Getting our luggage off the ship was a huge issue. The cruise line gave us several options on how to deal with our bags. Option #1 was to let them handle our luggage. We were to simply sit tight until they came to get our bags. That option was definitely easier, but would take a while. Option #2 was for us to carry our own luggage from the ship. It required more work, but was much quicker. We chose that option. We didn't have to wait for the Carnival personnel, we scurried off the boat when they called our floor, and we didn't have to “tip” anyone. It’s best to choose option #2 when it comes to letting our kids live out their own lives. Our kids need to learn to carry their own bags. There is a lot of life waiting for them as they journey into being adults, and the more practice they have bearing responsibility before they leave home, the more prepared they will be for life.

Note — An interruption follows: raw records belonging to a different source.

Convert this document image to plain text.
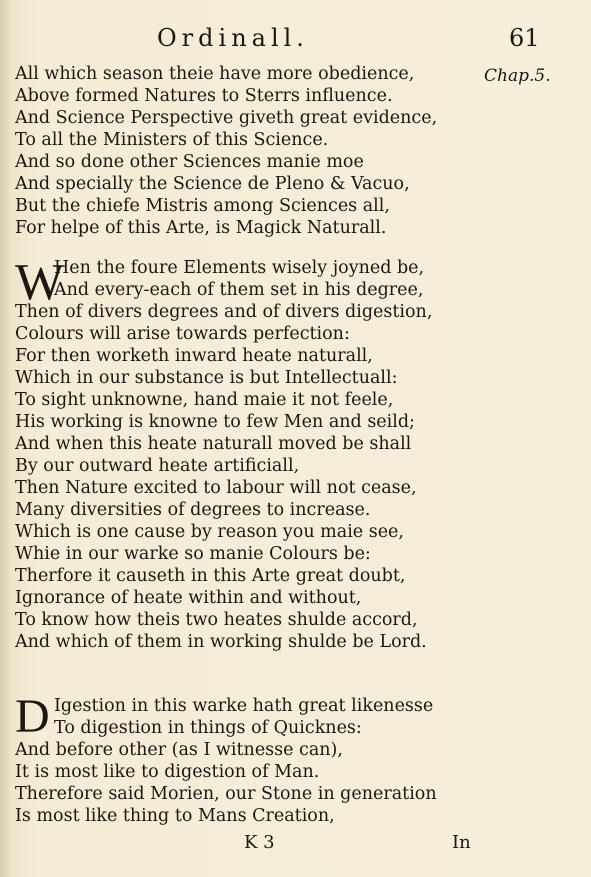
Ordinall.	61
Chap.5.
All which season theie have more obedience,
Above formed Natures to Sterrs influence.
And Science Perspective giveth great evidence,
To all the Ministers of this Science.
And so done other Sciences manie moe
And specially the Science de Pleno & Vacuo,
But the chiefe Mistris among Sciences all,
For helpe of this Arte, is Magick Naturall.
W
Hen the foure Elements wisely joyned be,
And every-each of them set in his degree,
Then of divers degrees and of divers digestion,
Colours will arise towards perfection:
For then worketh inward heate naturall,
Which in our substance is but Intellectuall:
To sight unknowne, hand maie it not feele,
His working is knowne to few Men and seild;
And when this heate naturall moved be shall
By our outward heate artificiall,
Then Nature excited to labour will not cease,
Many diversities of degrees to increase.
Which is one cause by reason you maie see,
Whie in our warke so manie Colours be:
Therfore it causeth in this Arte great doubt,
Ignorance of heate within and without,
To know how theis two heates shulde accord,
And which of them in working shulde be Lord.
D Igestion in this warke hath great likenesse
To digestion in things of Quicknes:
And before other (as I witnesse can),
It is most like to digestion of Man.
Therefore said Morien, our Stone in generation
Is most like thing to Mans Creation,
K 3	In
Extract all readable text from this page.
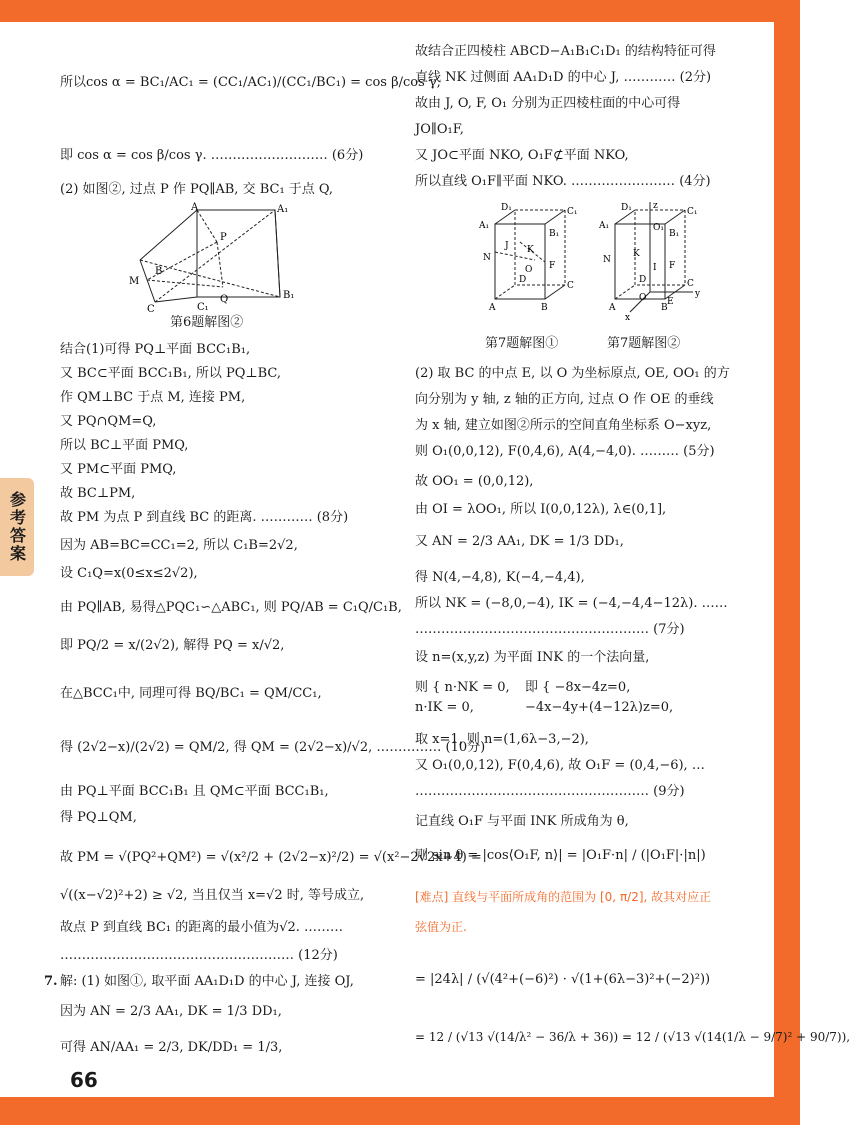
参考答案
所以cos α = BC₁/AC₁ = (CC₁/AC₁)/(CC₁/BC₁) = cos β/cos γ,
即 cos α = cos β/cos γ. ……………………… (6分)
(2) 如图②, 过点 P 作 PQ∥AB, 交 BC₁ 于点 Q,
A	A₁
P
M
B
Q
C	C₁
B₁
第6题解图②
结合(1)可得 PQ⊥平面 BCC₁B₁,
又 BC⊂平面 BCC₁B₁, 所以 PQ⊥BC,
作 QM⊥BC 于点 M, 连接 PM,
又 PQ∩QM=Q,
所以 BC⊥平面 PMQ,
又 PM⊂平面 PMQ,
故 BC⊥PM,
故 PM 为点 P 到直线 BC 的距离. ………… (8分)
因为 AB=BC=CC₁=2, 所以 C₁B=2√2,
设 C₁Q=x(0≤x≤2√2),
由 PQ∥AB, 易得△PQC₁∽△ABC₁, 则 PQ/AB = C₁Q/C₁B,
即 PQ/2 = x/(2√2), 解得 PQ = x/√2,
在△BCC₁中, 同理可得 BQ/BC₁ = QM/CC₁,
得 (2√2−x)/(2√2) = QM/2, 得 QM = (2√2−x)/√2, …………… (10分)
由 PQ⊥平面 BCC₁B₁ 且 QM⊂平面 BCC₁B₁,
得 PQ⊥QM,
故 PM = √(PQ²+QM²) = √(x²/2 + (2√2−x)²/2) = √(x²−2√2x+4) =
√((x−√2)²+2) ≥ √2, 当且仅当 x=√2 时, 等号成立,
故点 P 到直线 BC₁ 的距离的最小值为√2. ………
……………………………………………… (12分)
7. 解: (1) 如图①, 取平面 AA₁D₁D 的中心 J, 连接 OJ,
因为 AN = 2/3 AA₁, DK = 1/3 DD₁,
可得 AN/AA₁ = 2/3, DK/DD₁ = 1/3,
故结合正四棱柱 ABCD−A₁B₁C₁D₁ 的结构特征可得
直线 NK 过侧面 AA₁D₁D 的中心 J, ………… (2分)
故由 J, O, F, O₁ 分别为正四棱柱面的中心可得
JO∥O₁F,
又 JO⊂平面 NKO, O₁F⊄平面 NKO,
所以直线 O₁F∥平面 NKO. …………………… (4分)
D₁	C₁
A₁
B₁
J K
N
D
C
O F
A	B
D₁ z
C₁
A₁	O₁
B₁
N
K
F
D
I
C
O E
y
A
x
B
第7题解图①	第7题解图②
(2) 取 BC 的中点 E, 以 O 为坐标原点, OE, OO₁ 的方
向分别为 y 轴, z 轴的正方向, 过点 O 作 OE 的垂线
为 x 轴, 建立如图②所示的空间直角坐标系 O−xyz,
则 O₁(0,0,12), F(0,4,6), A(4,−4,0). ……… (5分)
故 OO₁ = (0,0,12),
由 OI = λOO₁, 所以 I(0,0,12λ), λ∈(0,1],
又 AN = 2/3 AA₁, DK = 1/3 DD₁,
得 N(4,−4,8), K(−4,−4,4),
所以 NK = (−8,0,−4), IK = (−4,−4,4−12λ). ……
……………………………………………… (7分)
设 n=(x,y,z) 为平面 INK 的一个法向量,
则 { n·NK = 0,
n·IK = 0,
即 { −8x−4z=0,
−4x−4y+(4−12λ)z=0,
取 x=1, 则 n=(1,6λ−3,−2),
又 O₁(0,0,12), F(0,4,6), 故 O₁F = (0,4,−6), …
……………………………………………… (9分)
记直线 O₁F 与平面 INK 所成角为 θ,
则 sin θ = |cos⟨O₁F, n⟩| = |O₁F·n| / (|O₁F|·|n|)
[难点] 直线与平面所成角的范围为 [0, π/2], 故其对应正
弦值为正.
= |24λ| / (√(4²+(−6)²) · √(1+(6λ−3)²+(−2)²))
= 12 / (√13 √(14/λ² − 36/λ + 36)) = 12 / (√13 √(14(1/λ − 9/7)² + 90/7)),
66
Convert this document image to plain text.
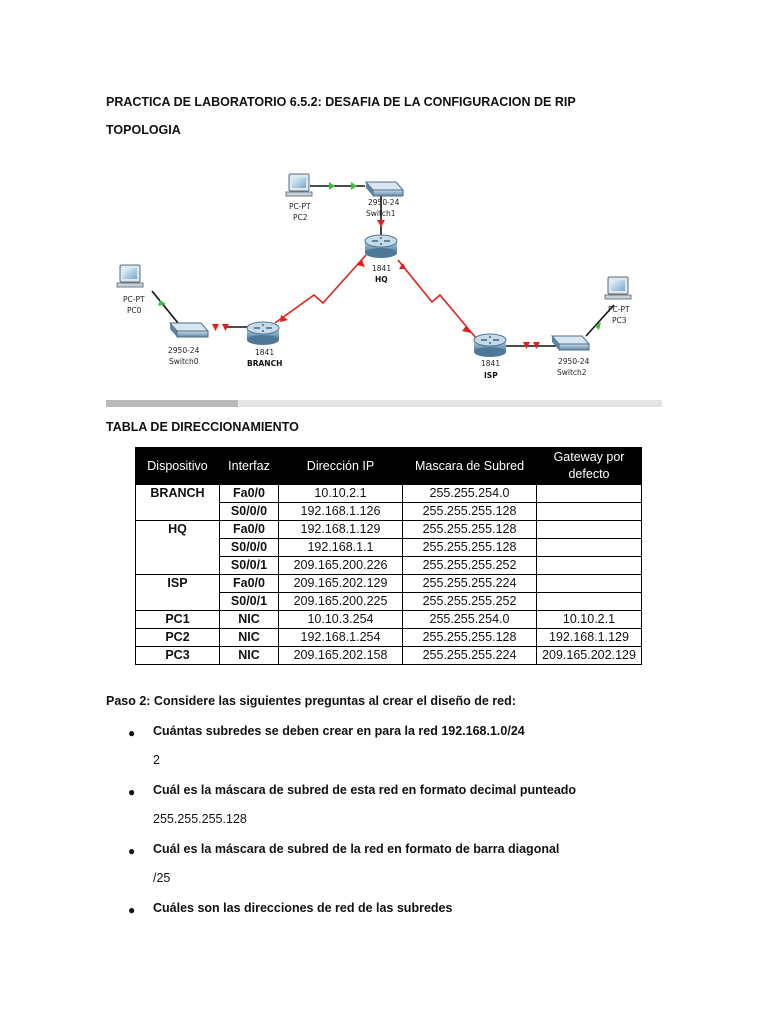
PRACTICA DE LABORATORIO 6.5.2: DESAFIA DE LA CONFIGURACION DE RIP
TOPOLOGIA
PC-PT
PC2
2950-24
Switch1
1841
HQ
PC-PT
PC0
2950-24
Switch0
1841
BRANCH	1841
ISP
2950-24
Switch2
PC-PT
PC3
TABLA DE DIRECCIONAMIENTO
Dispositivo	Interfaz	Dirección IP	Mascara de Subred	Gateway por defecto
BRANCH	Fa0/0	10.10.2.1	255.255.254.0	
	S0/0/0	192.168.1.126	255.255.255.128	
HQ	Fa0/0	192.168.1.129	255.255.255.128	
	S0/0/0	192.168.1.1	255.255.255.128	
	S0/0/1	209.165.200.226	255.255.255.252	
ISP	Fa0/0	209.165.202.129	255.255.255.224	
	S0/0/1	209.165.200.225	255.255.255.252	
PC1	NIC	10.10.3.254	255.255.254.0	10.10.2.1
PC2	NIC	192.168.1.254	255.255.255.128	192.168.1.129
PC3	NIC	209.165.202.158	255.255.255.224	209.165.202.129
Paso 2: Considere las siguientes preguntas al crear el diseño de red:
● Cuántas subredes se deben crear en para la red 192.168.1.0/24
2
● Cuál es la máscara de subred de esta red en formato decimal punteado
255.255.255.128
● Cuál es la máscara de subred de la red en formato de barra diagonal
/25
● Cuáles son las direcciones de red de las subredes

Finally, the time came for us to leave. They called our deck number and we walked off the boat. It was time to move on. We considered hiding in the closet in our room and going back out on the next cruise, but we figured another week of unlimited dining might not be too healthy. We boarded the shuttle to our car and began the drive back to the Ozarks. Back to cool weather, back to work, back to RESPONSIBILITY! The “R” word was hard to swallow when we were used to being wined and dined, sleeping in and lying around. But truth is, deep inside, we are fulfilled when we’re being used. Teaching our kids to bear responsibility for their lives is the ultimate goal. They might whine about it, but deep inside, it brings them fulfillment.

So, we’ve debarked and we’re back to reality in the Ozarks. The end of trips isn’t so difficult if there’s a larger goal in mind. We need to be sure we’re constantly teaching our kids how to fly on their own.

Then, when they leave the ship, it’s okay, bags and all.